4 de agosto de 2011

Não vou ter de nascer duas vezes


Experiências com ratos demonstram que é possível estar acordado e ter o cérebro parcialmente a dormir. Essa é a explicação mais bondosa para o facto de o governador do Banco de Portugal ter demorado sete anos a perceber que algo de muito errado e ilegal se passava no BPN.

Podem aventar-se outras explicações para o facto de Vítor Constâncio ter ignorado as reservas que os auditores da Deloitte levantavam às contas do banco e os alertas constantes do trabalho publicado em 2001 na capa da "Exame", denunciando irregularidades e levantando bem fundamentadas dúvidas sobre a gestão de Oliveira e Costa.

Falar na desadequada graduação das lentes dos óculos de Constâncio pode ser uma piada de gosto duvidoso. Considerar que se tratou de uma letal combinação de negligência e incompetência é uma hipótese mais plausível, mas também muito dolorosa, pois ele não só não está arrolado como cúmplice involuntário desta gigantesca burla como, ainda por cima, acabou recompensado com uma vice-presidência do Banco Central Europeu.

Enquanto Portugal dormia sossegado, na doce ignorância, uma data de gente conhecida arruinava o BPN, como está documentado nos 70 volumes e 700 apensos que constituem o processo legal de uma catástrofe financeira, que apesar de ainda não ter conhecido o seu epílogo já nos custou, grosso modo, o equivalente a um 13.º mês para todos os contribuintes.

Da longa lista dos beneficiários da catástrofe consta o clássico Vale e Azevedo, que urdiu um ardiloso esquema para sacar dois milhões de euros ao BPN.

Dias Loureiro não poderá devolver um dólar sequer dos 71 milhões USD que gastou a comprar duas tecnológicas em Porto Rico (que faliram logo de seguida...) porque não tem nada em seu nome, nem mesmo o famoso taco de golfe que mandou fazer no Japão e ele garante ser o melhor do Mundo.

Duarte Lima, outro nome do Gotha cavaquista, comprou uma off-shore ao BPN e sacou um empréstimo de dois milhões de euros ao Insular, o banco fantasma de Cabo Verde do grupo.

Cavaco e a sua filha Patrícia lucraram, em menos de dois anos, 375 mil euros (mais ou menos o que ganha numa vida um português médio), num negócio com acções da SLN (a holding que controlava o BPN), vertiginosamente valorizadas em 140%.

Tenho a certeza de que Cavaco e Vale e Azevedo não são madeira da mesma árvore.

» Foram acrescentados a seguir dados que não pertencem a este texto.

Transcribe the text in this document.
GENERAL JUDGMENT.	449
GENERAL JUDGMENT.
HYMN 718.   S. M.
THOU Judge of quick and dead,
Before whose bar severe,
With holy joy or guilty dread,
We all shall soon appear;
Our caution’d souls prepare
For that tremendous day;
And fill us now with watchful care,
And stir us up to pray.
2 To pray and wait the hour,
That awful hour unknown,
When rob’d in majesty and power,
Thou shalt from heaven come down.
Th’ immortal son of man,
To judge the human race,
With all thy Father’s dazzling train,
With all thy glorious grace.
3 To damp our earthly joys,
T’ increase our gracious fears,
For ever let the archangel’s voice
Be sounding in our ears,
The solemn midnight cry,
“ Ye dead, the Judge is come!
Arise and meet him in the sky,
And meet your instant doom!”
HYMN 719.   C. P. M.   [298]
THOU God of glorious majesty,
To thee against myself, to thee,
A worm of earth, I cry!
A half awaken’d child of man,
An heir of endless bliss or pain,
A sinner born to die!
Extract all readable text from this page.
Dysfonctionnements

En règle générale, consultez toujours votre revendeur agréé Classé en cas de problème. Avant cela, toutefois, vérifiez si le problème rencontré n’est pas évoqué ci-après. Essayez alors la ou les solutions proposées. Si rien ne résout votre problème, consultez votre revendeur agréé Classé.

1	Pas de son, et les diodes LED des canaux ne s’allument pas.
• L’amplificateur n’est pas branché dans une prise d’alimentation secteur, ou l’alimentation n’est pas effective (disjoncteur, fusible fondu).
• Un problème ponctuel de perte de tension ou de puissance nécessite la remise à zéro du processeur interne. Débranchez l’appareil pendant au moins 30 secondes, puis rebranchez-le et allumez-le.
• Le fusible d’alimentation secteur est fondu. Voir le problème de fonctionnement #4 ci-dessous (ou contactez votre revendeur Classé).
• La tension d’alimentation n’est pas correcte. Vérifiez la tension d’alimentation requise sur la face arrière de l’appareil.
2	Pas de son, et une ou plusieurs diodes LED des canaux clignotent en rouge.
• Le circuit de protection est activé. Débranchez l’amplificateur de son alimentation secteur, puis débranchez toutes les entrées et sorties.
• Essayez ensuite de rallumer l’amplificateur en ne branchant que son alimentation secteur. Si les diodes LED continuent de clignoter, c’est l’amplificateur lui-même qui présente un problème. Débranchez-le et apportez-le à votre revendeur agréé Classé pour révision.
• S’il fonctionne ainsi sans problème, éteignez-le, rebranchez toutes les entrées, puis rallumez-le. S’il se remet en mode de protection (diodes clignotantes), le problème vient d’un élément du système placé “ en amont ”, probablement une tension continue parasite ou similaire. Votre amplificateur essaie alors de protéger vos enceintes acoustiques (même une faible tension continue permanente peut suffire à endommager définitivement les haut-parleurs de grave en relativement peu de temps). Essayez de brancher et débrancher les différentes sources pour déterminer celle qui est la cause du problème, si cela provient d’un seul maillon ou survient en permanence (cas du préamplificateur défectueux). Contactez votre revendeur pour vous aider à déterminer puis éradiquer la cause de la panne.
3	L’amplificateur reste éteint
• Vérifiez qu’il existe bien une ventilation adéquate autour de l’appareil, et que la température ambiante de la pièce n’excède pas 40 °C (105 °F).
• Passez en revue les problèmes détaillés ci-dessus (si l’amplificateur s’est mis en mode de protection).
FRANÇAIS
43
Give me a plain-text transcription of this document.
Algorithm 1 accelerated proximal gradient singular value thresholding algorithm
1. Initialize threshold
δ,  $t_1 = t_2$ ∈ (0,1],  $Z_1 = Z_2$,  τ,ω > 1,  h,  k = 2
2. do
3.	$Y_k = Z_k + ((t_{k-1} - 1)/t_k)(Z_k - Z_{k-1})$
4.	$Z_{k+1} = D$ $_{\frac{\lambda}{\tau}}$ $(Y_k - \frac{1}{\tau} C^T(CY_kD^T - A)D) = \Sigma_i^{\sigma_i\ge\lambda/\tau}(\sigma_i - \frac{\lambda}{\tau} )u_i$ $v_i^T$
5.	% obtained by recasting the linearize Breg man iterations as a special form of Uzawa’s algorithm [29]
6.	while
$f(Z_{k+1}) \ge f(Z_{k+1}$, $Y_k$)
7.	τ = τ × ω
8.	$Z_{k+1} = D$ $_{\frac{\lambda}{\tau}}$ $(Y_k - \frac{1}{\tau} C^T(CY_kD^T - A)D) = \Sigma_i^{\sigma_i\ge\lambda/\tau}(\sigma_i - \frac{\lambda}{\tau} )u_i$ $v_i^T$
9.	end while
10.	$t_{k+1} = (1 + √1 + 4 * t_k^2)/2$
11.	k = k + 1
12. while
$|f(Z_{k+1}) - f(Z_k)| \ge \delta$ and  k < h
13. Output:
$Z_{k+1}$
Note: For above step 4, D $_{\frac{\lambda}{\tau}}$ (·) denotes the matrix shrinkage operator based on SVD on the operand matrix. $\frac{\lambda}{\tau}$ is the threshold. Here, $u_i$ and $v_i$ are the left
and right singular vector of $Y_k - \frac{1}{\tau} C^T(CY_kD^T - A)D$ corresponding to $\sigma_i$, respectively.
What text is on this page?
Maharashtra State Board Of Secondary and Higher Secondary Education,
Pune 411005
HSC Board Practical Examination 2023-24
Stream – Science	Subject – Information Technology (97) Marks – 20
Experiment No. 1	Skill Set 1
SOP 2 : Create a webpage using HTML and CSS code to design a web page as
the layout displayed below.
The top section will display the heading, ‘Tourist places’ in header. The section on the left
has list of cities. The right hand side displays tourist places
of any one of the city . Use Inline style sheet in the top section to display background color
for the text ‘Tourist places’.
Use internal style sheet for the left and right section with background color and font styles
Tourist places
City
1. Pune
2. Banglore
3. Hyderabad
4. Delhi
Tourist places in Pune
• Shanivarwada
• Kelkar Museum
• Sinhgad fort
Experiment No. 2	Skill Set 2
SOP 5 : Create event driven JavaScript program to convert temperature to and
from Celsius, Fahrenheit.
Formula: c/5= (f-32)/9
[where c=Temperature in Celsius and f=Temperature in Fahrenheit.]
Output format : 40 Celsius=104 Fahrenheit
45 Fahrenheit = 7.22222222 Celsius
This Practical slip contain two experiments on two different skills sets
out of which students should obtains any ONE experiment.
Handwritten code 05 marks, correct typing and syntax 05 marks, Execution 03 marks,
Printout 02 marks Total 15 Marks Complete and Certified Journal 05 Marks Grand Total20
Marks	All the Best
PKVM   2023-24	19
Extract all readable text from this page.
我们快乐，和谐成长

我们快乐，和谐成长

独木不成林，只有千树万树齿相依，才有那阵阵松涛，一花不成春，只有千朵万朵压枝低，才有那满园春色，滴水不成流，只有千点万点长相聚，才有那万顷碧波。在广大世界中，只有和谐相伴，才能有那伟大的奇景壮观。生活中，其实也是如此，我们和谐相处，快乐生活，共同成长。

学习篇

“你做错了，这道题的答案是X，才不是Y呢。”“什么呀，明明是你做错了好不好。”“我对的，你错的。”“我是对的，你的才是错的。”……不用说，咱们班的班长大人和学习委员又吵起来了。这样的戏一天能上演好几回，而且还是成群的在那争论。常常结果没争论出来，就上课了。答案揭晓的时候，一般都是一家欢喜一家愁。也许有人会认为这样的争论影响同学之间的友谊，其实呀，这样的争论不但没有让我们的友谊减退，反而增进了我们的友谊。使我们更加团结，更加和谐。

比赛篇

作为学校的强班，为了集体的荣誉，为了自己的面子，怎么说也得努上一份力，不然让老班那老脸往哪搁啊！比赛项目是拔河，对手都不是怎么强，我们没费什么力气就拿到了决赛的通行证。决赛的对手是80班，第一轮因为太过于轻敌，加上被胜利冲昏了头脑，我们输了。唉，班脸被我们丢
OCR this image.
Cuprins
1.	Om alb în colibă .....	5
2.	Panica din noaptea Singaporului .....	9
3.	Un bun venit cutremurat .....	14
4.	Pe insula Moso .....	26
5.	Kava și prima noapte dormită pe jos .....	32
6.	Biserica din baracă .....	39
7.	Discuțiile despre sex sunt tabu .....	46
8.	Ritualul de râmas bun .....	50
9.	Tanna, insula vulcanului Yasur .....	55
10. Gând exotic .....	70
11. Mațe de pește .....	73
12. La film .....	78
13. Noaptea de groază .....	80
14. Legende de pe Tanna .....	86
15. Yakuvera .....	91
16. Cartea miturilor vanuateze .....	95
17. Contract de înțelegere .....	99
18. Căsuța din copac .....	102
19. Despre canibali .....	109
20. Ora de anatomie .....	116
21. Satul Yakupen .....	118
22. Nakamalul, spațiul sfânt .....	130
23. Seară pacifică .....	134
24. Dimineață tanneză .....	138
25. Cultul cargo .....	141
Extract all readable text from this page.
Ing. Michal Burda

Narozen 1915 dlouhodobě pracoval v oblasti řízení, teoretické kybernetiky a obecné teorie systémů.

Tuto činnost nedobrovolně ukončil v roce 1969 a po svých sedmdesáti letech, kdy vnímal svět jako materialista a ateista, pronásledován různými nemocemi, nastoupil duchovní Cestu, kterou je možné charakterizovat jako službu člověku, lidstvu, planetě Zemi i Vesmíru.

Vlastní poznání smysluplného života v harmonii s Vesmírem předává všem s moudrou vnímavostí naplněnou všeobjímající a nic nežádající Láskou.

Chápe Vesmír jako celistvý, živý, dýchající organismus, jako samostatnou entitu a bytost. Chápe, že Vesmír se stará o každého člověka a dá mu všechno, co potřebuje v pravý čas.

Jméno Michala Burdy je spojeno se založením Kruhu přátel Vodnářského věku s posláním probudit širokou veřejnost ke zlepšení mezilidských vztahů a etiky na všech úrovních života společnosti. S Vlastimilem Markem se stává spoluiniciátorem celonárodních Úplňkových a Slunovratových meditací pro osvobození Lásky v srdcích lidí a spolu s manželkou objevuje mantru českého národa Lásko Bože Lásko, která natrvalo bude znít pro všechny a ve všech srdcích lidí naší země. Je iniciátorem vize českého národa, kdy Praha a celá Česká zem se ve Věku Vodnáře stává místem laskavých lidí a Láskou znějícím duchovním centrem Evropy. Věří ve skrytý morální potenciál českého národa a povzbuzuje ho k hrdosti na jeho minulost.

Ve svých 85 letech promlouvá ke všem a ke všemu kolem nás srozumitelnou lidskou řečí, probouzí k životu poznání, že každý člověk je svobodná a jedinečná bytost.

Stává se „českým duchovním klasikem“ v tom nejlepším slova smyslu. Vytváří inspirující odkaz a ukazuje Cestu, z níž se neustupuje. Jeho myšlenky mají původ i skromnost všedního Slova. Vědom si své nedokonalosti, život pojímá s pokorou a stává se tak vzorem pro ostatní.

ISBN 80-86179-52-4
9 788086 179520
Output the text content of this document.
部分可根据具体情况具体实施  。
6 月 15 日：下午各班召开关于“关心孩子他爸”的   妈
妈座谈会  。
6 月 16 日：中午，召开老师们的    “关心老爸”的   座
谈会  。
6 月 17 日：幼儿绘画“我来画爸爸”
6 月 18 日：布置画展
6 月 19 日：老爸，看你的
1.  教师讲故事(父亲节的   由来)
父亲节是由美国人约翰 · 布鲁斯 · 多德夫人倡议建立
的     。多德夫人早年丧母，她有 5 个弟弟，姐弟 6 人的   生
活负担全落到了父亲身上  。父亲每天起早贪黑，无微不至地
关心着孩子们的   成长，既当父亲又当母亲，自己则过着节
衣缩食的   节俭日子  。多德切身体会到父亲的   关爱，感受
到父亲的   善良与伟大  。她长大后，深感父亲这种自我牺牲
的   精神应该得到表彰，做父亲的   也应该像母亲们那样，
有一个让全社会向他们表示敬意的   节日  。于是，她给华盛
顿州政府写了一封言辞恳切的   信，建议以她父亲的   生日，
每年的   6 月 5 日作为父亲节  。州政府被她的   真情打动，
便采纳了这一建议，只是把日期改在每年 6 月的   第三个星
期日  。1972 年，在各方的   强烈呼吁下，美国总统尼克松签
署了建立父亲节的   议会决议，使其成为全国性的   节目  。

Sei que o PR deve estar arrependido da amizade e protecção que deu a Dias Loureiro e Duarte Lima. E acredito que se soubesse o que sabe hoje não aceitaria o negócio de favor que lhe foi proporcionado pelo seu ex-secretário de Estado dos Assuntos Fiscais.

Mas estamos a viver aqueles tempos em que "já não é possível dizer mais, mas também não é possível ficar calado" (cito Manuel António Pina). Por isso declaro que não sinto a necessidade de nascer duas vezes para ser tão honesto como Cavaco.